What to do? Potemkin had a fine village constructed consisting of moveable homes and structures. He erected it on the banks of the river as she floated past, and then had it moved secretly ahead of her, so that she that she would see it again and again and be impressed that Ukraine was such a bustling hive of industry. (Hence the term ‘Potemkin village’ for things pretending to be far more than they really are.)

Now in Ukraine we see that the Russian army, so splendid on parade in Moscow, appears to be losing ground against a much smaller opponent—Russia seems to have a Potemkin army.

There are many analyses available from experts who can describe how—and more importantly why—the Russian military appears to be struggling, so I won’t add my speculation to theirs.[1] But I will offer a couple of suggestions from history:

Defenders usually have far more to lose than attackers and fight more fiercely, and they have home court advantage, as in the Battle of Britain in 1940.

 Conscript armies are made up of mostly semi-literate teenage boys taken from home against their will, given a few months of rudimentary training and a lethal weapon and told: ‘go get ‘em!’ Why are people surprised when civilians are robbed, raped, or killed.

• Similarly, tanks are very difficult to drive and operate, and the driver has very limited vision. Why are we surprised when so many, driven by teenagers, wind up in a ditch?

Part of Putin’s Potemkin army

• Successful professional armies (such as Napoleon’s Imperial Guard, George Patton’s Third Army, and Julius Caesar’s Seventh Legion) can travel long distances over difficult terrain and then go straight into battle. The Russian army in Ukraine does not seem to be able to do that. A key measure of an army is whether it can move when it rains. This Russian army seems to stop.

The Holomodor

Many people in the west still seem to believe that Ukraine is ‘part of historical Russia’ and that Ukrainians should be content to live within the orbit of Russian economic and military influence. Similarly many people (the pope, as a surprising example) seem to think that Putin’s actions are reasonable because he was ‘threatened’ by NATO expansion—the “barking of NATO at Russia’s door” as the pope said, as quoted in the Italian Corriere della Sera newspaper.

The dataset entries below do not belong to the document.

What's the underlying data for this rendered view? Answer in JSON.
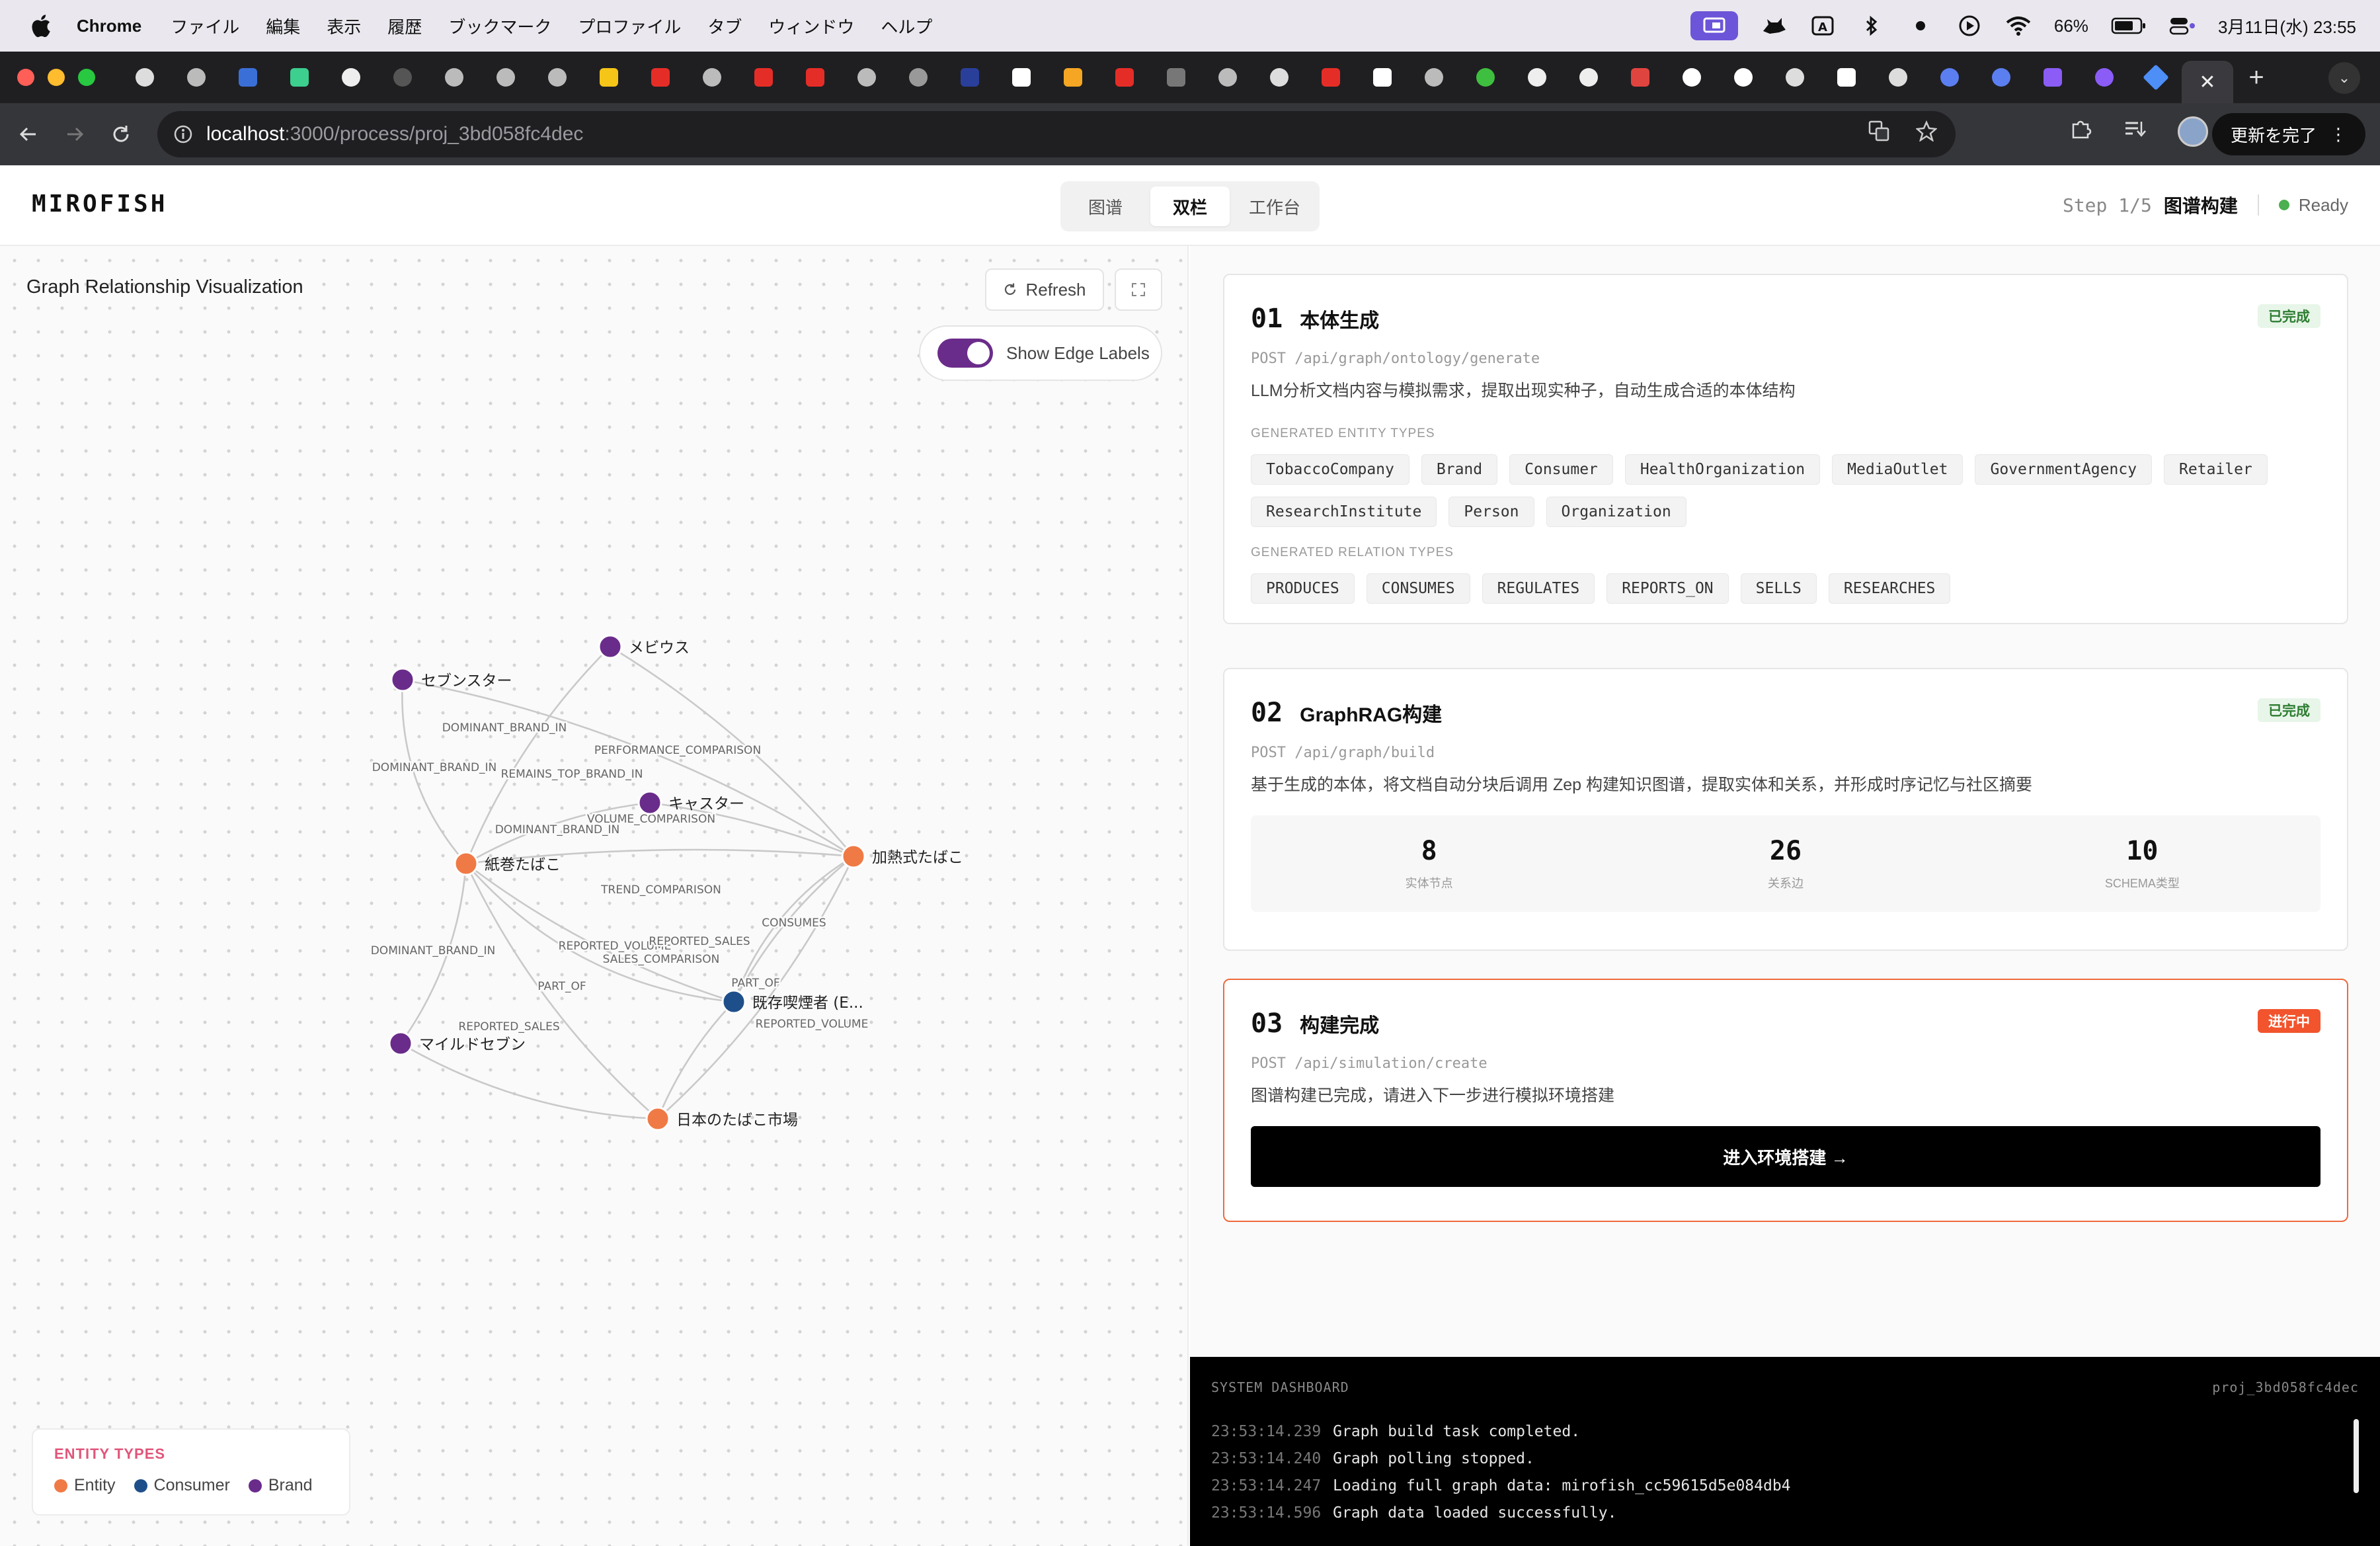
{
  "menubar": {
    "items": [
      "Chrome",
      "ファイル",
      "編集",
      "表示",
      "履歴",
      "ブックマーク",
      "プロファイル",
      "タブ",
      "ウィンドウ",
      "ヘルプ"
    ],
    "battery": "66%",
    "datetime": "3月11日(水)  23:55"
  },
  "browser": {
    "url_host": "localhost",
    "url_path": ":3000/process/proj_3bd058fc4dec",
    "update_label": "更新を完了"
  },
  "app": {
    "brand": "MIROFISH",
    "view_tabs": [
      "图谱",
      "双栏",
      "工作台"
    ],
    "active_view": "双栏",
    "step_num": "Step 1/5",
    "step_name": "图谱构建",
    "status": "Ready"
  },
  "graph": {
    "title": "Graph Relationship Visualization",
    "refresh_label": "Refresh",
    "toggle_label": "Show Edge Labels",
    "toggle_on": true,
    "colors": {
      "Entity": "#f07a45",
      "Consumer": "#1f4f8a",
      "Brand": "#6a2c8a",
      "edge": "#c9c9c9"
    },
    "nodes": [
      {
        "id": "n_mevius",
        "label": "メビウス",
        "type": "Brand"
      },
      {
        "id": "n_seven",
        "label": "セブンスター",
        "type": "Brand"
      },
      {
        "id": "n_caster",
        "label": "キャスター",
        "type": "Brand"
      },
      {
        "id": "n_paper",
        "label": "紙巻たばこ",
        "type": "Entity"
      },
      {
        "id": "n_heated",
        "label": "加熱式たばこ",
        "type": "Entity"
      },
      {
        "id": "n_smokers",
        "label": "既存喫煙者 (E...",
        "type": "Consumer"
      },
      {
        "id": "n_mild",
        "label": "マイルドセブン",
        "type": "Brand"
      },
      {
        "id": "n_market",
        "label": "日本のたばこ市場",
        "type": "Entity"
      }
    ],
    "edges": [
      {
        "source": "n_mevius",
        "target": "n_paper",
        "label": "DOMINANT_BRAND_IN"
      },
      {
        "source": "n_seven",
        "target": "n_paper",
        "label": "DOMINANT_BRAND_IN"
      },
      {
        "source": "n_mevius",
        "target": "n_heated",
        "label": "PERFORMANCE_COMPARISON"
      },
      {
        "source": "n_seven",
        "target": "n_heated",
        "label": "REMAINS_TOP_BRAND_IN"
      },
      {
        "source": "n_caster",
        "target": "n_paper",
        "label": "DOMINANT_BRAND_IN"
      },
      {
        "source": "n_caster",
        "target": "n_heated",
        "label": "VOLUME_COMPARISON"
      },
      {
        "source": "n_paper",
        "target": "n_heated",
        "label": "TREND_COMPARISON"
      },
      {
        "source": "n_mild",
        "target": "n_paper",
        "label": "DOMINANT_BRAND_IN"
      },
      {
        "source": "n_paper",
        "target": "n_smokers",
        "label": "REPORTED_VOLUME"
      },
      {
        "source": "n_paper",
        "target": "n_smokers",
        "label": "SALES_COMPARISON"
      },
      {
        "source": "n_smokers",
        "target": "n_heated",
        "label": "CONSUMES"
      },
      {
        "source": "n_heated",
        "target": "n_smokers",
        "label": "REPORTED_SALES"
      },
      {
        "source": "n_paper",
        "target": "n_market",
        "label": "PART_OF"
      },
      {
        "source": "n_smokers",
        "target": "n_market",
        "label": "PART_OF"
      },
      {
        "source": "n_mild",
        "target": "n_market",
        "label": "REPORTED_SALES"
      },
      {
        "source": "n_heated",
        "target": "n_market",
        "label": "REPORTED_VOLUME"
      }
    ],
    "legend_title": "ENTITY TYPES",
    "legend": [
      {
        "label": "Entity",
        "color": "#f07a45"
      },
      {
        "label": "Consumer",
        "color": "#1f4f8a"
      },
      {
        "label": "Brand",
        "color": "#6a2c8a"
      }
    ]
  },
  "steps": {
    "s1": {
      "num": "01",
      "title": "本体生成",
      "badge": "已完成",
      "api": "POST /api/graph/ontology/generate",
      "desc": "LLM分析文档内容与模拟需求，提取出现实种子，自动生成合适的本体结构",
      "entity_label": "GENERATED ENTITY TYPES",
      "entity_types": [
        "TobaccoCompany",
        "Brand",
        "Consumer",
        "HealthOrganization",
        "MediaOutlet",
        "GovernmentAgency",
        "Retailer",
        "ResearchInstitute",
        "Person",
        "Organization"
      ],
      "relation_label": "GENERATED RELATION TYPES",
      "relation_types": [
        "PRODUCES",
        "CONSUMES",
        "REGULATES",
        "REPORTS_ON",
        "SELLS",
        "RESEARCHES"
      ]
    },
    "s2": {
      "num": "02",
      "title": "GraphRAG构建",
      "badge": "已完成",
      "api": "POST /api/graph/build",
      "desc": "基于生成的本体，将文档自动分块后调用 Zep 构建知识图谱，提取实体和关系，并形成时序记忆与社区摘要",
      "stats": [
        {
          "value": "8",
          "label": "实体节点"
        },
        {
          "value": "26",
          "label": "关系边"
        },
        {
          "value": "10",
          "label": "SCHEMA类型"
        }
      ]
    },
    "s3": {
      "num": "03",
      "title": "构建完成",
      "badge": "进行中",
      "api": "POST /api/simulation/create",
      "desc": "图谱构建已完成，请进入下一步进行模拟环境搭建",
      "button": "进入环境搭建 →"
    }
  },
  "dashboard": {
    "title": "SYSTEM DASHBOARD",
    "project": "proj_3bd058fc4dec",
    "logs": [
      {
        "time": "23:53:14.239",
        "msg": "Graph build task completed."
      },
      {
        "time": "23:53:14.240",
        "msg": "Graph polling stopped."
      },
      {
        "time": "23:53:14.247",
        "msg": "Loading full graph data: mirofish_cc59615d5e084db4"
      },
      {
        "time": "23:53:14.596",
        "msg": "Graph data loaded successfully."
      }
    ]
  }
}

One wonders if this dog agrees with the pope that the problem is caused by NATO’s barking

Those people, it seems to me, either don’t know history or chose to misinterpret it. In the 1930s, just about within living memory, Stalin forcibly nationalized agriculture in Russia and forced all farming into ‘collectives.’ The result was famine. To offset the disaster he had caused Stalin took away all the food in Ukraine: just put it all on wagons and took it to Russia. An unknown number of Ukrainians, somewhere between 3 million and 6 million, starved to death, in a catastrophe known as the Holomodor, a disaster on the scale of the Holocaust.

I’ll write on all of this again as the conflict evolves. In the meantime, God save the people of Ukraine.

[1] I recommend the Royal United Services Institute (RUSI) as a well-informed unbiased source.